3. What inspired Ed Sheeran to write the A Team?
4. What is the song about?
5. How much did the video cost? Why was it so cheap?
6. What does the title A Team mean?
Any time during the sequence: according to students’ reactions discuss:
Why do some people live on the street/do drugs?
How does it make you feel?
During this sequence, students practice language, but at the same time, they might learn more about a song and a social issue. They are also given the opportunity to express their feelings and point of view.
Song videos and CLIL Songs’ videos can also be interesting to introduce content linked to another subject. As I am also teaching geography, I often look for links to this syllabus. Here are two videos I am planning to work on.
In the first one, Chris Hadfield, a Canadian astronaut, performs a cover version of Bowie’s “Space Oddity” abroad the International Space Station.

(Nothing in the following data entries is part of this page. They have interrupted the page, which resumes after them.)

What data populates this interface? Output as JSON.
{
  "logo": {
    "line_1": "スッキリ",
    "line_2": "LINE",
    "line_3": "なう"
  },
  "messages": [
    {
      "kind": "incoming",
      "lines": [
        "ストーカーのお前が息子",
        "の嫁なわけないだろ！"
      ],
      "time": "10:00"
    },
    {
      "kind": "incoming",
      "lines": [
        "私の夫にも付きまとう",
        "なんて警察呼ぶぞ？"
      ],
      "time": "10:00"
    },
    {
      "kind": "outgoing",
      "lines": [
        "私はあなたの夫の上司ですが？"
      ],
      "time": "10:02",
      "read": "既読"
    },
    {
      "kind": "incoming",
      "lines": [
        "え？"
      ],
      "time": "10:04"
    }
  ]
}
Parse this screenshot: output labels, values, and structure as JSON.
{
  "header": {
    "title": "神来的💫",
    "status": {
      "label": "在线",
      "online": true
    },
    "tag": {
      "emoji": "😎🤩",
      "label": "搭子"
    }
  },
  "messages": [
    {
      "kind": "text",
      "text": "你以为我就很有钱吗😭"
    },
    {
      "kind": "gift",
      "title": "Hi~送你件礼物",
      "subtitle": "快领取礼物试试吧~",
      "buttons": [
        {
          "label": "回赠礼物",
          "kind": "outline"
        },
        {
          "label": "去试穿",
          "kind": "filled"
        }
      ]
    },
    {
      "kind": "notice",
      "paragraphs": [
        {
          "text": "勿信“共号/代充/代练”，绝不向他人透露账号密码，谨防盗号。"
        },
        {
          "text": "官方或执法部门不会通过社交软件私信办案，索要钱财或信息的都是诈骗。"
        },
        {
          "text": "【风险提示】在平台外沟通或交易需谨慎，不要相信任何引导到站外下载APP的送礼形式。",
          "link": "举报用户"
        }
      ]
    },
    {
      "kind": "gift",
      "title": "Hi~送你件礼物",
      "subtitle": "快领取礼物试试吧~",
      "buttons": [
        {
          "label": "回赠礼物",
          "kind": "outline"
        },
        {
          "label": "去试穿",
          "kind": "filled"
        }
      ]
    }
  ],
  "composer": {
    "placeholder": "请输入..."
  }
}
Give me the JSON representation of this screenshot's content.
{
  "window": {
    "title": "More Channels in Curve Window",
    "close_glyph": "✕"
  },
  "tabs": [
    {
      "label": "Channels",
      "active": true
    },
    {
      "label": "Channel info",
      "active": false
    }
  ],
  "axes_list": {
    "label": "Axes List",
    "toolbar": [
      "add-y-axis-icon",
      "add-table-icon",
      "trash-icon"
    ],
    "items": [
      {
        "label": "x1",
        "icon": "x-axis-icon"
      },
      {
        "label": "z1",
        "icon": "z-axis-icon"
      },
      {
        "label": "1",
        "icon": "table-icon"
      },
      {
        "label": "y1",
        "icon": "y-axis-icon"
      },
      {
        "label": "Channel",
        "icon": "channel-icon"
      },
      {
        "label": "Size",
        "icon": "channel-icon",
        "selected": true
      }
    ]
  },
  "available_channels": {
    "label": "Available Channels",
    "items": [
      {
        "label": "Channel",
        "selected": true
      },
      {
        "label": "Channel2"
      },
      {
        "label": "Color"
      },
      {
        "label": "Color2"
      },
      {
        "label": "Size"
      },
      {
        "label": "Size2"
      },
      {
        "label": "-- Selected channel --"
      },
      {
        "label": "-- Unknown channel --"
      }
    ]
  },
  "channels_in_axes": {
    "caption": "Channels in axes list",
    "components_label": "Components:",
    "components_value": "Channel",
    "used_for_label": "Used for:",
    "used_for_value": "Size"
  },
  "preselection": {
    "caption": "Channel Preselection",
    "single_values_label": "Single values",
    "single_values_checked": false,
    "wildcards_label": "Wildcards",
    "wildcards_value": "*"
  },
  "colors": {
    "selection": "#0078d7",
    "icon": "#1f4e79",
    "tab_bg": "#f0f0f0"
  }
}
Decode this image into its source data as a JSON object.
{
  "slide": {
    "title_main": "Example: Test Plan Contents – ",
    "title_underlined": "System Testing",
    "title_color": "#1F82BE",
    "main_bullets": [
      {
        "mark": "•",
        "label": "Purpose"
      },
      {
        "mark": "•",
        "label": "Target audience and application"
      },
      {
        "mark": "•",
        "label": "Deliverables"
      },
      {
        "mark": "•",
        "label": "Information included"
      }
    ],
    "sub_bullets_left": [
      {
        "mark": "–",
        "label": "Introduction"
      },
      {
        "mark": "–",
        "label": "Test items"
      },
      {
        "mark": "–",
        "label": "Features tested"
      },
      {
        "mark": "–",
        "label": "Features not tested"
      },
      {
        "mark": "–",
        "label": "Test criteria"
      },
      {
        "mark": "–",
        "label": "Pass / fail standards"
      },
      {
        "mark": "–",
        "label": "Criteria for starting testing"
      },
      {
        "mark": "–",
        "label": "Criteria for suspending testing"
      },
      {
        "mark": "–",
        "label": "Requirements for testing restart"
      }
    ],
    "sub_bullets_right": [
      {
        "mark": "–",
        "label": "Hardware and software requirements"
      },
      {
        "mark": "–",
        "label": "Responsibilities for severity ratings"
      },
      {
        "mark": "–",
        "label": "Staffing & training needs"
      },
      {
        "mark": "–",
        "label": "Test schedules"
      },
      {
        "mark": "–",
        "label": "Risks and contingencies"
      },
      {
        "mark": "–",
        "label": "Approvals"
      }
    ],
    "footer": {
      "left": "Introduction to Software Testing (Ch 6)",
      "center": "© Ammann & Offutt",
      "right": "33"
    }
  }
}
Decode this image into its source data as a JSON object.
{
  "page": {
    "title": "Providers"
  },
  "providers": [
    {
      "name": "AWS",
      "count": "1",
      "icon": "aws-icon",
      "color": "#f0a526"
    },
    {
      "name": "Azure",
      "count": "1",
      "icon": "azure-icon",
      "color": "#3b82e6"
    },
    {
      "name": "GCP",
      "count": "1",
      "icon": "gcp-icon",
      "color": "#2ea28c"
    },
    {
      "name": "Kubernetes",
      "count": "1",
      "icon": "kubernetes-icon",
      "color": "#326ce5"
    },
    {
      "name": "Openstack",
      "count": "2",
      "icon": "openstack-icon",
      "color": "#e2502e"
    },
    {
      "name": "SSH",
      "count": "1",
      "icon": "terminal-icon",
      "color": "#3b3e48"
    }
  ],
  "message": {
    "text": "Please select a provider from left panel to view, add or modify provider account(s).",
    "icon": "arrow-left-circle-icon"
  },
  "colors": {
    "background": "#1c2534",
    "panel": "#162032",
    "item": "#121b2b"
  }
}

He adapted the lyrics to his own situation and describes his near return to Planet Earth. A possible activity would be to compare his lyrics to Bowie’s version and discuss the differences with students. Additionally, on his Youtube playlist, Hadfield offers a series of short videos called “An astronaut guide to life in space”. These videos describing life on a spaceship can be used as lead-in activities in lessons about space.
The second video – Aloe Blacc “Wake me up” - is about human migration. It shows the story of a South American immigrant family in the States. This video was made in collaboration with an immigrant right group and real life immigrant activists act in it. The story in the video is not told in the lyrics and offers the opportunity to discuss illegal migration, deportation and the fight for one’s rights. It can lead to a discussion about the freedom of some to travel the world – here the singer Aloe Blacc – whereas others are stopped at borders.
Using songs in the classroom brings an interesting break from the coursebook. Moreover, it gives opportunities to introduce more content, develop students’ social skills and support their personal growth. In my experience, teenagers are curious about discovering new songs and interested in learning more about the world, so most will find these activities motivating and get involved. This can only make the language needed to achieve the tasks more significant and worthwhile learning.
References Engh, D. (2013) Why use music in English language learning? A survey of the literature. English Language Teaching 6(2), 113-127. (accessed on June, 15 2016)
Maley, A. (2016) ‘More research is needed’ – a mantra too far? Humanising Language Teaching Magazine. Year 18, Issue 3, June 2016 (accessed on July, 10 2016)
Millington, N.T. (2011) Using songs effectively to teach English to Young learners. Language Education in Asia 2(1), 134-141. (retrieved on June, 15 2016 from http://www.camtesol.org/Download/LEiA_Vol2_Iss1_2011/LEiA_V2_I1_11_Neil_Millington_Using_Songs_Effectively_to_Teach_English_to_Young_Learners.pdf)
Murphey, T. (2010) Song and music for language teaching. National Foreign Language Resource Centre, University of Hawaii. (retrieved on August, 7 2016 from https://www.youtube.com/watch?v=wvJxkenhU2s&index=9&list=PL274902FC5BDAAA30)
Murphey, T. (1992) Music and song. Oxford University Press.
Zermoskaite, I. (2014) The potential role of music in second language learning: a review article. Journal of European Psychology Students 5(3), 78-88. (accessed on May, 30 2016).